A un certo punto pareva persino che fosse tutta una questione di scaricare le responsabilità: da chi affermava che “serve chiarire cosa si può o non si può fare, non è compito dei Medici decidere” (Aaroi) a chi confessava che “prevale la ripugnanza istintiva a compiere un atto che conduce alla morte, o il timore di essere denunciati per un atto di eutanasia” chiedendo infine “che in parlamento si arrivi a una legge che ridia univocità alle interpretazioni dei magistrati, e auspicando che al più presto la morte di Piergiorgio Welby possa essere raccontata come una testimonianza coraggiosa, per la vita e per la sua qualità.” (Società Italiana di Neurologia, SIN) .
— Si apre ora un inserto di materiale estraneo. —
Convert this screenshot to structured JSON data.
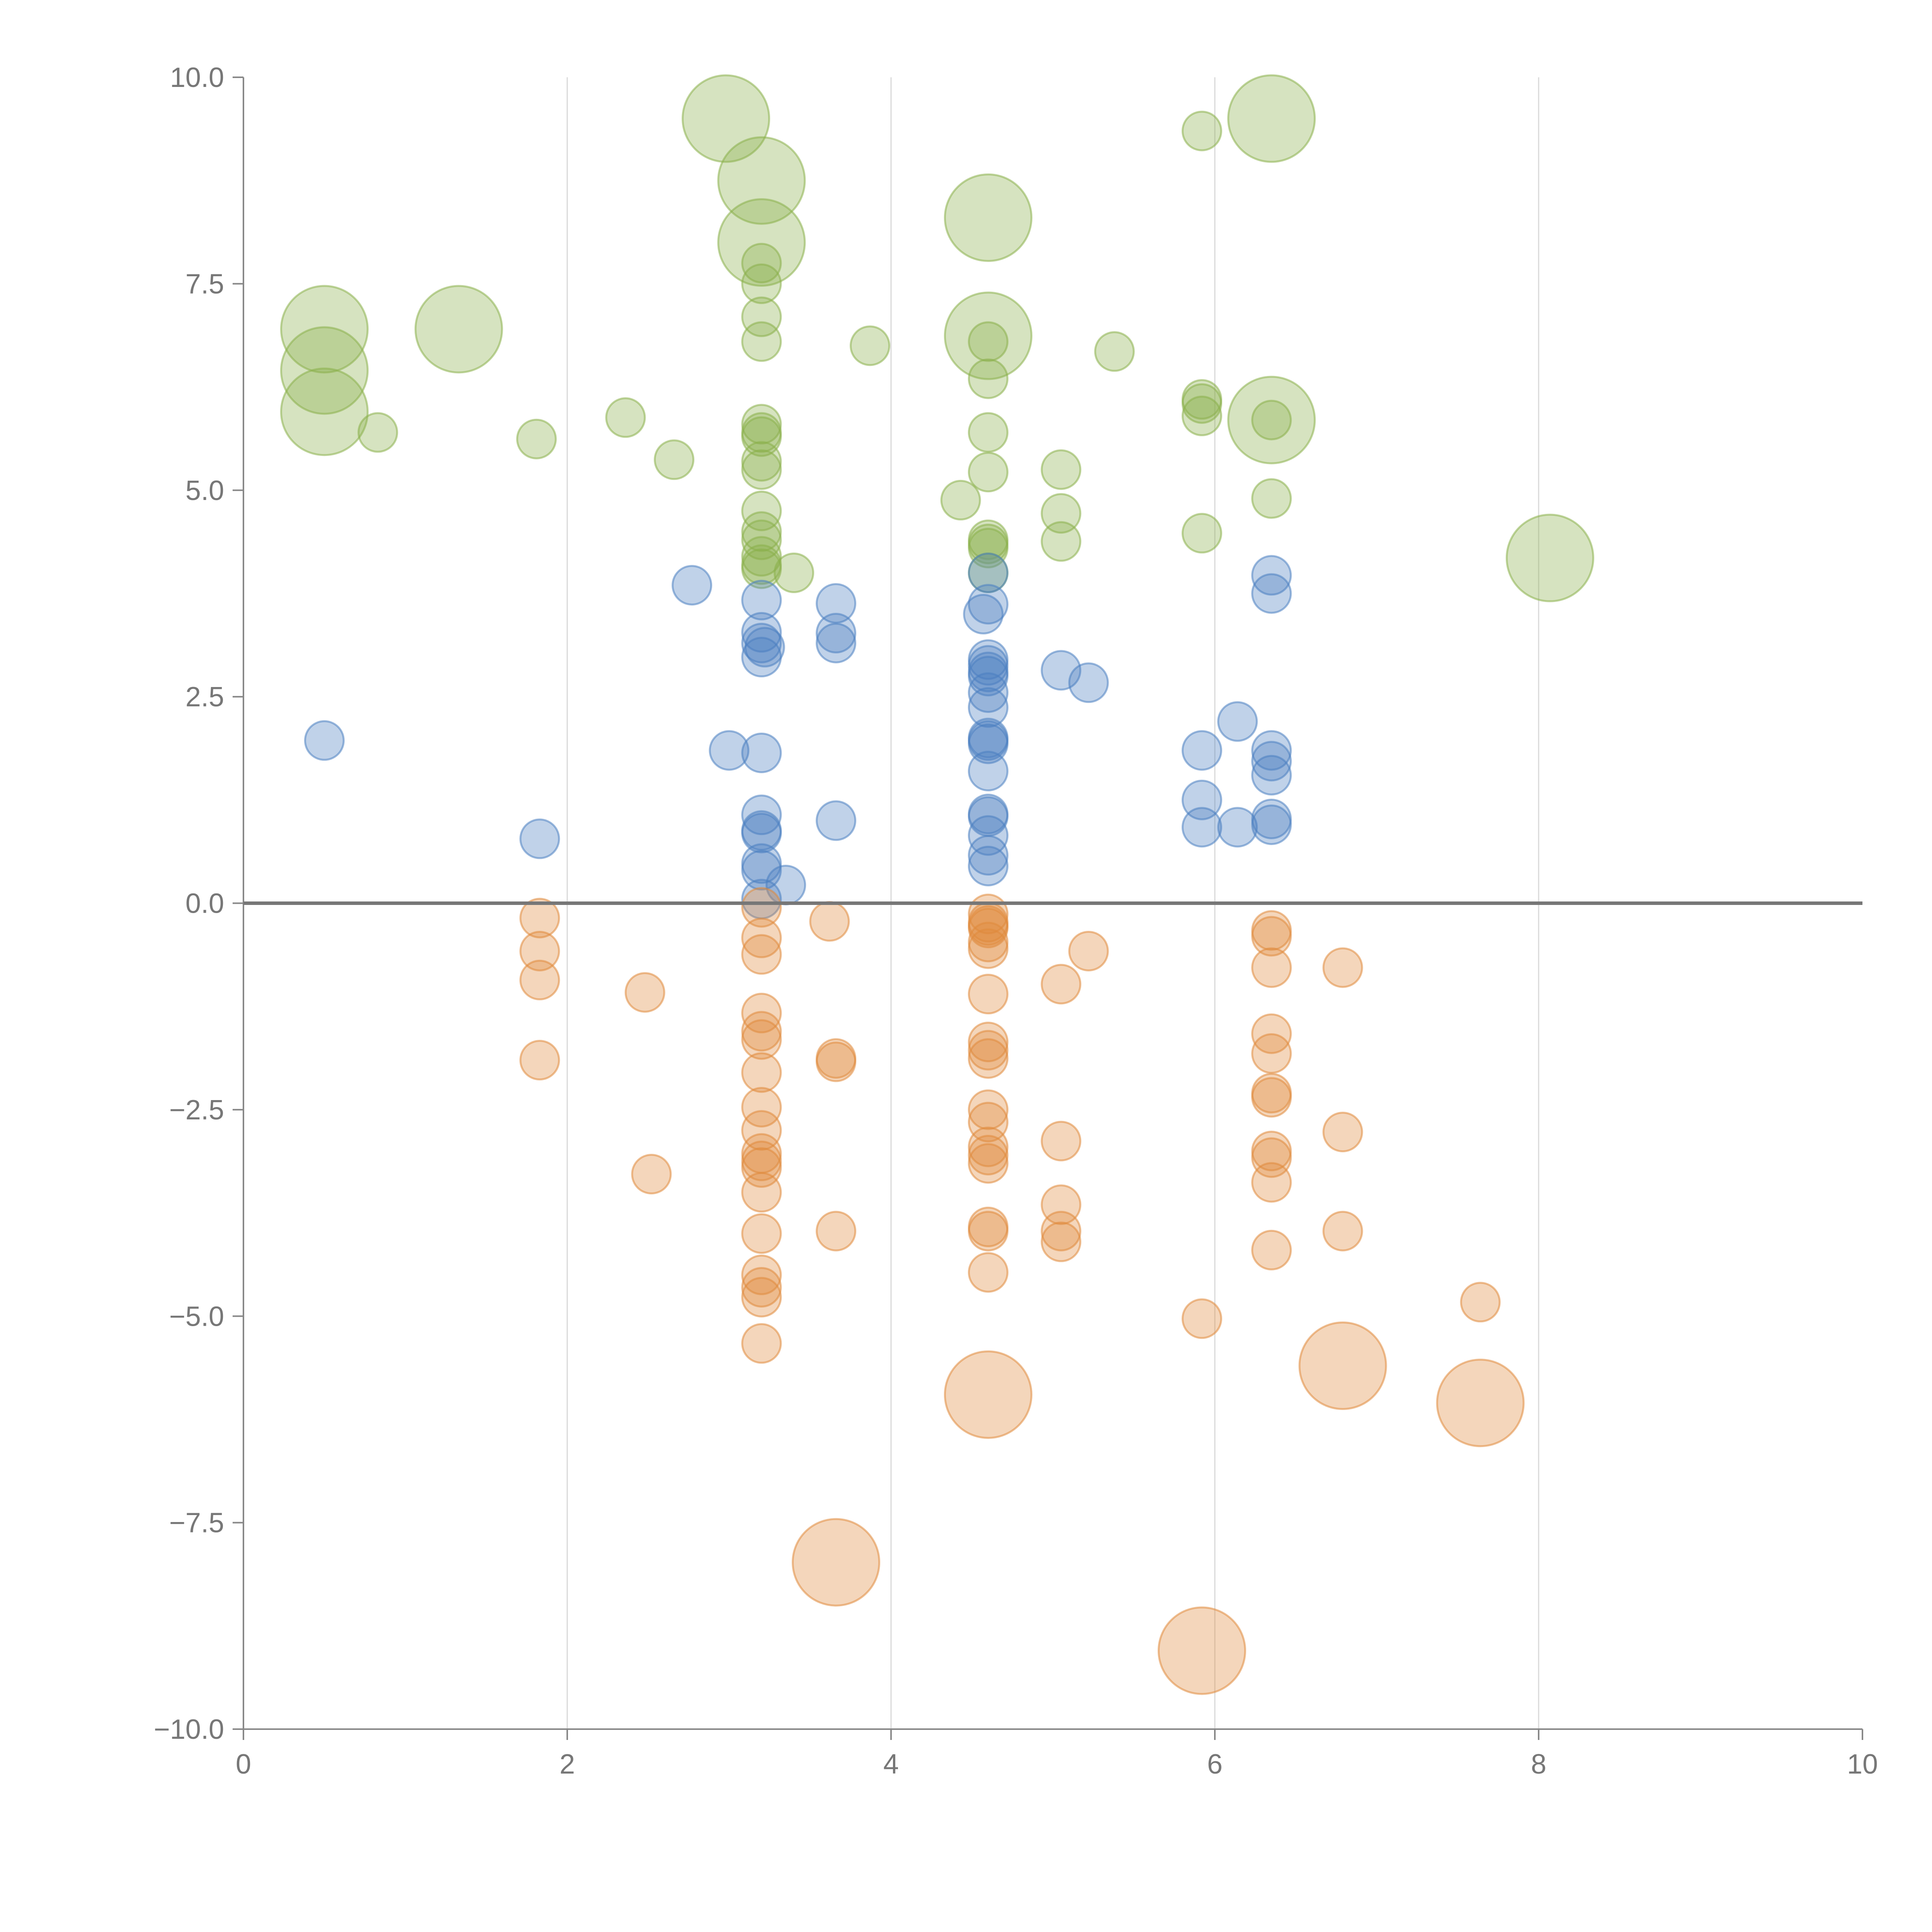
{
  "chart_data": {
    "type": "scatter",
    "title": "",
    "xlabel": "",
    "ylabel": "",
    "xlim": [
      0,
      10
    ],
    "ylim": [
      -10,
      10
    ],
    "x_ticks": [
      0,
      2,
      4,
      6,
      8,
      10
    ],
    "x_tick_labels": [
      "0",
      "2",
      "4",
      "6",
      "8",
      "10"
    ],
    "y_ticks": [
      10,
      7.5,
      5,
      2.5,
      0,
      -2.5,
      -5,
      -7.5,
      -10
    ],
    "y_tick_labels": [
      "10.0",
      "7.5",
      "5.0",
      "2.5",
      "0.0",
      "−2.5",
      "−5.0",
      "−7.5",
      "−10.0"
    ],
    "x_grid": true,
    "y_grid": false,
    "zero_line": true,
    "colors": {
      "green": "#8ab04a",
      "blue": "#4a7fc1",
      "orange": "#e08a3c"
    },
    "series": [
      {
        "name": "green",
        "color": "#8ab04a",
        "points": [
          [
            2.98,
            9.5,
            "L"
          ],
          [
            3.2,
            8.75,
            "L"
          ],
          [
            3.2,
            8.0,
            "L"
          ],
          [
            4.6,
            8.3,
            "L"
          ],
          [
            6.35,
            9.5,
            "L"
          ],
          [
            5.92,
            9.35,
            "S"
          ],
          [
            0.5,
            6.95,
            "L"
          ],
          [
            0.5,
            6.45,
            "L"
          ],
          [
            0.5,
            5.95,
            "L"
          ],
          [
            1.33,
            6.95,
            "L"
          ],
          [
            4.6,
            6.87,
            "L"
          ],
          [
            6.35,
            5.85,
            "L"
          ],
          [
            8.07,
            4.18,
            "L"
          ],
          [
            3.2,
            7.75,
            "S"
          ],
          [
            3.2,
            7.5,
            "S"
          ],
          [
            3.2,
            7.1,
            "S"
          ],
          [
            3.2,
            6.8,
            "S"
          ],
          [
            3.87,
            6.75,
            "S"
          ],
          [
            5.38,
            6.68,
            "S"
          ],
          [
            4.6,
            6.8,
            "S"
          ],
          [
            4.6,
            6.35,
            "S"
          ],
          [
            4.6,
            5.7,
            "S"
          ],
          [
            4.6,
            5.22,
            "S"
          ],
          [
            0.83,
            5.7,
            "S"
          ],
          [
            1.81,
            5.62,
            "S"
          ],
          [
            2.36,
            5.88,
            "S"
          ],
          [
            2.66,
            5.37,
            "S"
          ],
          [
            3.2,
            5.8,
            "S"
          ],
          [
            3.2,
            5.7,
            "S"
          ],
          [
            3.2,
            5.65,
            "S"
          ],
          [
            3.2,
            5.35,
            "S"
          ],
          [
            3.2,
            5.25,
            "S"
          ],
          [
            3.2,
            4.75,
            "S"
          ],
          [
            3.2,
            4.5,
            "S"
          ],
          [
            3.2,
            4.4,
            "S"
          ],
          [
            3.2,
            4.2,
            "S"
          ],
          [
            3.2,
            4.1,
            "S"
          ],
          [
            3.2,
            4.05,
            "S"
          ],
          [
            3.4,
            4.0,
            "S"
          ],
          [
            4.43,
            4.88,
            "S"
          ],
          [
            4.6,
            4.4,
            "S"
          ],
          [
            4.6,
            4.35,
            "S"
          ],
          [
            4.6,
            4.3,
            "S"
          ],
          [
            4.6,
            4.0,
            "S"
          ],
          [
            5.05,
            5.25,
            "S"
          ],
          [
            5.05,
            4.72,
            "S"
          ],
          [
            5.05,
            4.38,
            "S"
          ],
          [
            5.92,
            6.1,
            "S"
          ],
          [
            5.92,
            6.05,
            "S"
          ],
          [
            5.92,
            5.9,
            "S"
          ],
          [
            5.92,
            4.48,
            "S"
          ],
          [
            6.35,
            5.85,
            "S"
          ],
          [
            6.35,
            4.9,
            "S"
          ]
        ]
      },
      {
        "name": "blue",
        "color": "#4a7fc1",
        "points": [
          [
            0.5,
            1.97,
            "S"
          ],
          [
            1.83,
            0.78,
            "S"
          ],
          [
            2.77,
            3.85,
            "S"
          ],
          [
            3.0,
            1.85,
            "S"
          ],
          [
            3.2,
            3.67,
            "S"
          ],
          [
            3.2,
            3.28,
            "S"
          ],
          [
            3.2,
            3.15,
            "S"
          ],
          [
            3.2,
            2.98,
            "S"
          ],
          [
            3.22,
            3.1,
            "S"
          ],
          [
            3.2,
            1.82,
            "S"
          ],
          [
            3.2,
            1.07,
            "S"
          ],
          [
            3.2,
            0.88,
            "S"
          ],
          [
            3.2,
            0.85,
            "S"
          ],
          [
            3.2,
            0.48,
            "S"
          ],
          [
            3.2,
            0.4,
            "S"
          ],
          [
            3.35,
            0.22,
            "S"
          ],
          [
            3.2,
            0.05,
            "S"
          ],
          [
            3.66,
            3.63,
            "S"
          ],
          [
            3.66,
            3.27,
            "S"
          ],
          [
            3.66,
            3.15,
            "S"
          ],
          [
            3.66,
            1.0,
            "S"
          ],
          [
            4.6,
            4.0,
            "S"
          ],
          [
            4.6,
            3.62,
            "S"
          ],
          [
            4.57,
            3.5,
            "S"
          ],
          [
            4.6,
            2.95,
            "S"
          ],
          [
            4.6,
            2.88,
            "S"
          ],
          [
            4.6,
            2.8,
            "S"
          ],
          [
            4.6,
            2.75,
            "S"
          ],
          [
            4.6,
            2.55,
            "S"
          ],
          [
            4.6,
            2.37,
            "S"
          ],
          [
            4.6,
            2.0,
            "S"
          ],
          [
            4.6,
            1.97,
            "S"
          ],
          [
            4.6,
            1.93,
            "S"
          ],
          [
            4.6,
            1.6,
            "S"
          ],
          [
            4.6,
            1.08,
            "S"
          ],
          [
            4.6,
            1.05,
            "S"
          ],
          [
            4.6,
            0.82,
            "S"
          ],
          [
            4.6,
            0.58,
            "S"
          ],
          [
            4.6,
            0.45,
            "S"
          ],
          [
            5.05,
            2.82,
            "S"
          ],
          [
            5.22,
            2.67,
            "S"
          ],
          [
            5.92,
            1.85,
            "S"
          ],
          [
            5.92,
            1.25,
            "S"
          ],
          [
            5.92,
            0.92,
            "S"
          ],
          [
            6.14,
            2.2,
            "S"
          ],
          [
            6.14,
            0.92,
            "S"
          ],
          [
            6.35,
            3.97,
            "S"
          ],
          [
            6.35,
            3.75,
            "S"
          ],
          [
            6.35,
            1.85,
            "S"
          ],
          [
            6.35,
            1.72,
            "S"
          ],
          [
            6.35,
            1.55,
            "S"
          ],
          [
            6.35,
            1.02,
            "S"
          ],
          [
            6.35,
            0.95,
            "S"
          ]
        ]
      },
      {
        "name": "orange",
        "color": "#e08a3c",
        "points": [
          [
            4.6,
            -5.95,
            "L"
          ],
          [
            6.79,
            -5.6,
            "L"
          ],
          [
            7.64,
            -6.05,
            "L"
          ],
          [
            3.66,
            -7.98,
            "L"
          ],
          [
            5.92,
            -9.05,
            "L"
          ],
          [
            1.83,
            -0.18,
            "S"
          ],
          [
            1.83,
            -0.58,
            "S"
          ],
          [
            1.83,
            -0.93,
            "S"
          ],
          [
            1.83,
            -1.9,
            "S"
          ],
          [
            2.48,
            -1.08,
            "S"
          ],
          [
            2.52,
            -3.28,
            "S"
          ],
          [
            3.2,
            -0.05,
            "S"
          ],
          [
            3.2,
            -0.42,
            "S"
          ],
          [
            3.2,
            -0.62,
            "S"
          ],
          [
            3.2,
            -1.33,
            "S"
          ],
          [
            3.2,
            -1.55,
            "S"
          ],
          [
            3.2,
            -1.65,
            "S"
          ],
          [
            3.2,
            -2.05,
            "S"
          ],
          [
            3.2,
            -2.47,
            "S"
          ],
          [
            3.2,
            -2.75,
            "S"
          ],
          [
            3.2,
            -3.03,
            "S"
          ],
          [
            3.2,
            -3.12,
            "S"
          ],
          [
            3.2,
            -3.2,
            "S"
          ],
          [
            3.2,
            -3.5,
            "S"
          ],
          [
            3.2,
            -4.0,
            "S"
          ],
          [
            3.2,
            -4.5,
            "S"
          ],
          [
            3.2,
            -4.65,
            "S"
          ],
          [
            3.2,
            -4.77,
            "S"
          ],
          [
            3.2,
            -5.33,
            "S"
          ],
          [
            3.62,
            -0.22,
            "S"
          ],
          [
            3.66,
            -1.88,
            "S"
          ],
          [
            3.66,
            -1.92,
            "S"
          ],
          [
            3.66,
            -3.97,
            "S"
          ],
          [
            4.6,
            -0.13,
            "S"
          ],
          [
            4.6,
            -0.23,
            "S"
          ],
          [
            4.6,
            -0.27,
            "S"
          ],
          [
            4.6,
            -0.3,
            "S"
          ],
          [
            4.6,
            -0.47,
            "S"
          ],
          [
            4.6,
            -0.55,
            "S"
          ],
          [
            4.6,
            -1.1,
            "S"
          ],
          [
            4.6,
            -1.68,
            "S"
          ],
          [
            4.6,
            -1.78,
            "S"
          ],
          [
            4.6,
            -1.88,
            "S"
          ],
          [
            4.6,
            -2.5,
            "S"
          ],
          [
            4.6,
            -2.65,
            "S"
          ],
          [
            4.6,
            -2.95,
            "S"
          ],
          [
            4.6,
            -3.05,
            "S"
          ],
          [
            4.6,
            -3.15,
            "S"
          ],
          [
            4.6,
            -3.92,
            "S"
          ],
          [
            4.6,
            -3.97,
            "S"
          ],
          [
            4.6,
            -4.47,
            "S"
          ],
          [
            5.05,
            -0.98,
            "S"
          ],
          [
            5.05,
            -2.88,
            "S"
          ],
          [
            5.05,
            -3.65,
            "S"
          ],
          [
            5.05,
            -3.97,
            "S"
          ],
          [
            5.05,
            -4.1,
            "S"
          ],
          [
            5.22,
            -0.58,
            "S"
          ],
          [
            5.92,
            -5.03,
            "S"
          ],
          [
            6.35,
            -0.33,
            "S"
          ],
          [
            6.35,
            -0.4,
            "S"
          ],
          [
            6.35,
            -0.78,
            "S"
          ],
          [
            6.35,
            -1.58,
            "S"
          ],
          [
            6.35,
            -1.82,
            "S"
          ],
          [
            6.35,
            -2.3,
            "S"
          ],
          [
            6.35,
            -2.35,
            "S"
          ],
          [
            6.35,
            -3.0,
            "S"
          ],
          [
            6.35,
            -3.08,
            "S"
          ],
          [
            6.35,
            -3.38,
            "S"
          ],
          [
            6.35,
            -4.2,
            "S"
          ],
          [
            6.79,
            -0.78,
            "S"
          ],
          [
            6.79,
            -2.77,
            "S"
          ],
          [
            6.79,
            -3.97,
            "S"
          ],
          [
            7.64,
            -4.83,
            "S"
          ]
        ]
      }
    ]
  }
}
Già, la qualità dell’esistere. Gli alti fini cui si tende liberamente per spendere la propria esistenza, non la sola vita biologica e vegetativa. […] In modo che quello spirito dotato di ragione che risiede in noi possa usare liberamente questo strumento dell’organismo fisico, vivo e sano, per i più alti fini della nostra esistenza.
Secondo la sentenza del Giudice, il Dr. Riccio “ha agito alla presenza di un dovere giuridico che ne discrimina l’illiceità della condotta causativa della morte altrui e si può affermare che egli ha posto in essere tale condotta dopo aver verificato la presenza di tutte quelle condizioni che hanno legittimato l’esercizio del diritto da parte della vittima di sottrarsi ad un trattamento non voluto. La condotta di colui che rifiuta una terapia salvavita costituisce l’esercizio di un diritto soggettivo riconosciutogli in ottemperanza al divieto di trattamenti sanitari coatti sancito dalla Costituzione.”.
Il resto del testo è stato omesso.